C(t) = x(t) + a1 x(t-t1) + a2 x(t-t2) + a3 x(t-t3) + ......an x(t-tn) (1)
Where c(t) is composite signal , x(t) is original signal a1, a2, a3, an. are
attenuations suffered by sound from corresponding paths and t1, t2, t3, t4.tn
are underlying delays. Since today in almost all cases digital technology prevails so
the representation of a sound wave is carried out by sampling and quantizing the
electric voltage signals at twice the nyquist rate and hence the composite signal
without AEC would be
C(k) = x(k) + a1x(k-k1) + a2 x(k-k2) + a3 x(k-k3) +. an X(k-kn) + n(k) (2)
Where additional term n(k) is the noise due to digitization of analog voltage
signal.
Room Impulse Response and its Estimation
When a human being speaks in front of a microphone in an open atmosphere
having no nearby objects practically no problem of echo is observed because sound
traveling in open atmosphere wont get reflected. But in case of a closed room (fig.
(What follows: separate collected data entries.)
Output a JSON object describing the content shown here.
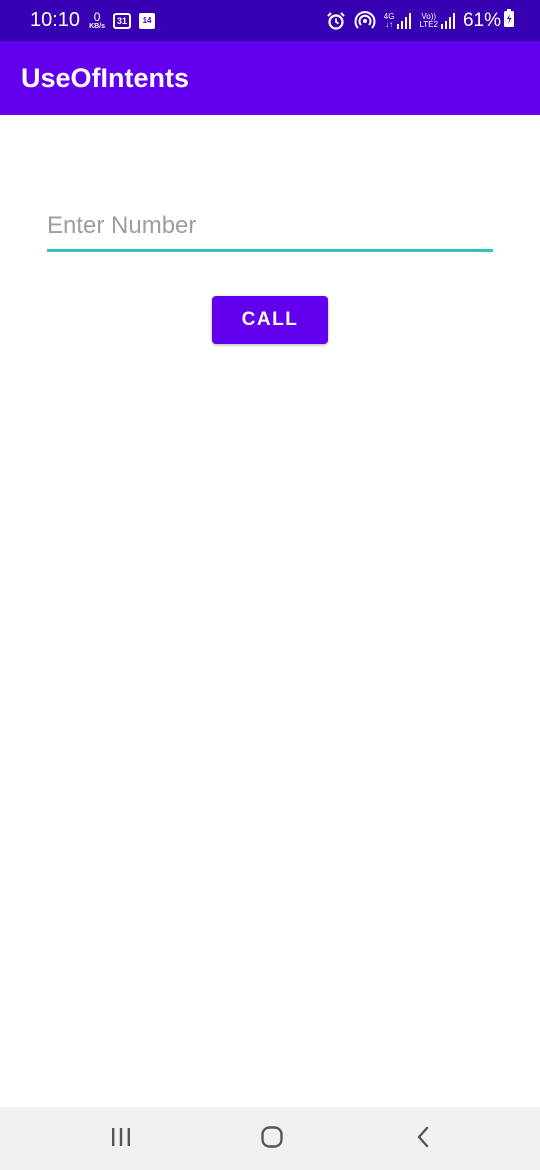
{
  "status_bar": {
    "time": "10:10",
    "net_speed_value": "0",
    "net_speed_unit": "KB/s",
    "calendar_badge": "31",
    "notification_badge": "14",
    "network_type": "4G",
    "volte_label_top": "Vo))",
    "volte_label_bottom": "LTE2",
    "battery_percent": "61%",
    "icons": [
      "alarm-icon",
      "hotspot-icon",
      "signal-icon",
      "signal-icon",
      "battery-icon"
    ]
  },
  "app_bar": {
    "title": "UseOfIntents",
    "color": "#6200ee"
  },
  "form": {
    "number_placeholder": "Enter Number",
    "number_value": "",
    "underline_color": "#2ec4b6",
    "call_label": "CALL"
  },
  "nav_bar": {
    "buttons": [
      "recents-icon",
      "home-icon",
      "back-icon"
    ]
  }
}
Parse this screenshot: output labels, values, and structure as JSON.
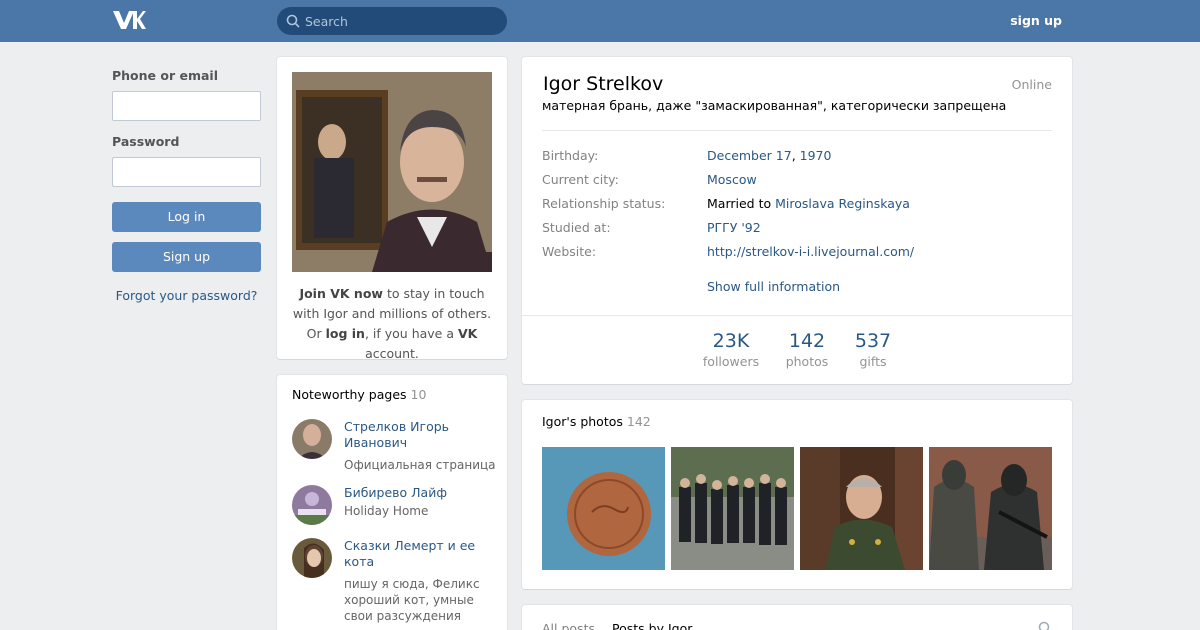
{
  "header": {
    "logo": "vk-logo",
    "search_placeholder": "Search",
    "signup_label": "sign up",
    "colors": {
      "bar": "#4a76a8",
      "search": "#224b7a"
    }
  },
  "login": {
    "phone_label": "Phone or email",
    "password_label": "Password",
    "login_button": "Log in",
    "signup_button": "Sign up",
    "forgot_link": "Forgot your password?"
  },
  "avatar": {
    "join_bold": "Join VK now",
    "join_rest": " to stay in touch with Igor and millions of others.",
    "or": "Or ",
    "login_link": "log in",
    "if_text": ", if you have a ",
    "vk": "VK",
    "account": " account."
  },
  "noteworthy": {
    "title": "Noteworthy pages",
    "count": "10",
    "pages": [
      {
        "name": "Стрелков Игорь Иванович",
        "desc": "Официальная страница"
      },
      {
        "name": "Бибирево Лайф",
        "desc": "Holiday Home"
      },
      {
        "name": "Сказки Лемерт и ее кота",
        "desc": "пишу я сюда, Феликс хороший кот, умные свои разсуждения"
      }
    ]
  },
  "profile": {
    "name": "Igor Strelkov",
    "online": "Online",
    "status": "матерная брань, даже \"замаскированная\", категорически запрещена",
    "birthday_label": "Birthday:",
    "birthday_day": "December 17",
    "birthday_comma": ", ",
    "birthday_year": "1970",
    "city_label": "Current city:",
    "city": "Moscow",
    "relationship_label": "Relationship status:",
    "relationship_prefix": "Married to ",
    "relationship_partner": "Miroslava Reginskaya",
    "studied_label": "Studied at:",
    "studied": "РГГУ '92",
    "website_label": "Website:",
    "website": "http://strelkov-i-i.livejournal.com/",
    "show_full": "Show full information",
    "counters": [
      {
        "value": "23K",
        "label": "followers"
      },
      {
        "value": "142",
        "label": "photos"
      },
      {
        "value": "537",
        "label": "gifts"
      }
    ]
  },
  "photos": {
    "title": "Igor's photos",
    "count": "142"
  },
  "posts": {
    "tab_all": "All posts",
    "tab_by": "Posts by Igor"
  },
  "icons": {
    "search": "search-icon",
    "posts_search": "search-icon"
  }
}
2.1) microphone receives multiple signal including direct one. It may be assumed
that there exist a system whose input is a original speech signal at NET and output
is the signal received by microphone.

If a person produces acoustic impulse in front of microphone microphone wont
receive that impulse directly it would rather receive the signal coming from
different paths having reflected off different surfaces. So the signal sensed by
microphone would be as that of shown in fig. 2.2 where a series of time delayed
impulse would come in the picture.
Noise Gate as a NLP
Noise gate is used as a NLP, which is a type of dynamic processor. Noise gates
belong to the category of expanders. As the name suggests, it boost up the dynamic
range of a signal so that low-level signals are attenuated significantly while the
higher-level signals are neither attenuated nor amplified. The noise gate expansion
can be taken to the extreme where it will greatly attenuate the input or eliminate it
completely leaving only silence. While expanders are immensely difficult to use
effectively, noise gates are a very simple and effective way of reducing the
apparent noise level in audio signals. The noise gate provides a method of turning
down the gain of an audio signal when the signal value falls below some threshold
value. The threshold value needs to be large enough that only the background noise
goes below but not so high that the audio signals are cut off unnecessarily. Noise
gates are too often used to extricate noise or hiss that may otherwise be amplified.